Federal Minister of Finance (West Germany)
- In office 28 April 1982 – 4 October 1982
- Preceded by: Hans Matthöfer
- Succeeded by: Gerhard Stoltenberg

Federal Minister of Economics (West Germany)
- In office 17 September 1982 – 4 October 1982
- Preceded by: Otto Graf Lambsdorff
- Succeeded by: Otto Graf Lambsdorff

Member of the Bundestag
- In office 29 March 1983 – 31 August 1983

Personal details
- Born: 20 December 1937 (age 88) Erkrath, Germany
- Party: Social Democratic Party of Germany (SPD)

= Manfred Lahnstein =

German politician (born 1937)

Manfred Lahnstein (born 20 December 1937) is a German politician of the Social Democratic Party (SPD).

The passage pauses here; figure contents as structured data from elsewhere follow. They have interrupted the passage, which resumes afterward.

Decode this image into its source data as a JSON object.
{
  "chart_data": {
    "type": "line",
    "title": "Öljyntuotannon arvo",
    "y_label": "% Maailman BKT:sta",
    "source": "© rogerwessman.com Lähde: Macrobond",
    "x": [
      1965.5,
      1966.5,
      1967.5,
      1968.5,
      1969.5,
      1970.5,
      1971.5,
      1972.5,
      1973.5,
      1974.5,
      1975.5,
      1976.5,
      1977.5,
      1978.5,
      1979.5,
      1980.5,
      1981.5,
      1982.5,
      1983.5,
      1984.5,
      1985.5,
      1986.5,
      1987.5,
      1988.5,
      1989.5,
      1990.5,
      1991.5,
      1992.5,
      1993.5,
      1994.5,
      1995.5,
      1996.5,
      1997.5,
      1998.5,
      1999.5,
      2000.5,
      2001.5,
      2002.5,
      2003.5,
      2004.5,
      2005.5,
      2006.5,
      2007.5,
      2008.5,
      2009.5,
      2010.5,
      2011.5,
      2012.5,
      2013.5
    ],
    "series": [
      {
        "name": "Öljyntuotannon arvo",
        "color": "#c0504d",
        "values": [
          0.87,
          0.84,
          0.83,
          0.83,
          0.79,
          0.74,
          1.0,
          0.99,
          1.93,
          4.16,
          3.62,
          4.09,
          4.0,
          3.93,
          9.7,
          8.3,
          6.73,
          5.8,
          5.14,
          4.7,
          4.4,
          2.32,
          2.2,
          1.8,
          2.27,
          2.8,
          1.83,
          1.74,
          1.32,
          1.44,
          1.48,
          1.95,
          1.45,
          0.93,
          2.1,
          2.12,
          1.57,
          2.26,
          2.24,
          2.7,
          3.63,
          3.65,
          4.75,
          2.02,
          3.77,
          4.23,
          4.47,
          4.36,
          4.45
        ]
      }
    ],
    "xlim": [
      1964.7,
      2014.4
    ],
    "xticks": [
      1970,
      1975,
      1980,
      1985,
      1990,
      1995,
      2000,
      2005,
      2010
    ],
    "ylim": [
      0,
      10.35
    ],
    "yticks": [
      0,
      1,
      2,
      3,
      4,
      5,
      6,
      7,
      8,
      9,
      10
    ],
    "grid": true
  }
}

In 1982 he was German Federal Minister of Finance as well as Federal Minister of Economics and until 2004 worked for the media conglomerate Bertelsmann.

== Early life ==
The son of a country doctor in Erkrath, Manfred Lahnstein grew up with three siblings.

== Career ==
In 1982, Lahnstein became West Germany's minister of finance under Helmut Schmidt. To 1983 he was professional politician. In 1983 Manfred Lahnstein was recruited by Bertelsmann AG in Gütersloh, from the Bundestag. At Bertelsmann, he was initially on the board responsible for printing and industrial enterprises, and moved in 1994 as a member of the Supervisory Board. From 1998 to 2004 he worked for the Bertelsmann Group, as special representative of the Board.

From 1986, he is professor of culture and media management at the Hochschule für Musik und Theater Hamburg.

Since 1994, he heads in Hamburg the consulting firm Lahnstein & Partners, International Consultants.

Since 1996, he is Chairman of the Board of Trustees of one of Germany's largest private foundations, the ZEIT-Stiftung.

He was the first German and Non-Jew to become Chairman of the Board of Governors at the University of Haifa in 2001, where he had been Governor since 1996. The Bucerius Institute for Research of Contemporary German History and Society at the University of Haifa was founded in 2001 on this occasion by the ZEIT-Stiftung.

In February 2009, he was appointed to the Supervisory Board of the London-based investment company Berger Lahnstein Middelhoff & Partners LLP (BLM Partners).

Lahnstein is an adviser to the Saudi conglomerate Olayan Group and the investment bank Rothschild.

==Personal life==
Lahnstein is married to Sonja Lahnstein-Kandel. They live in Hamburg and have one daughter and a son from his first marriage.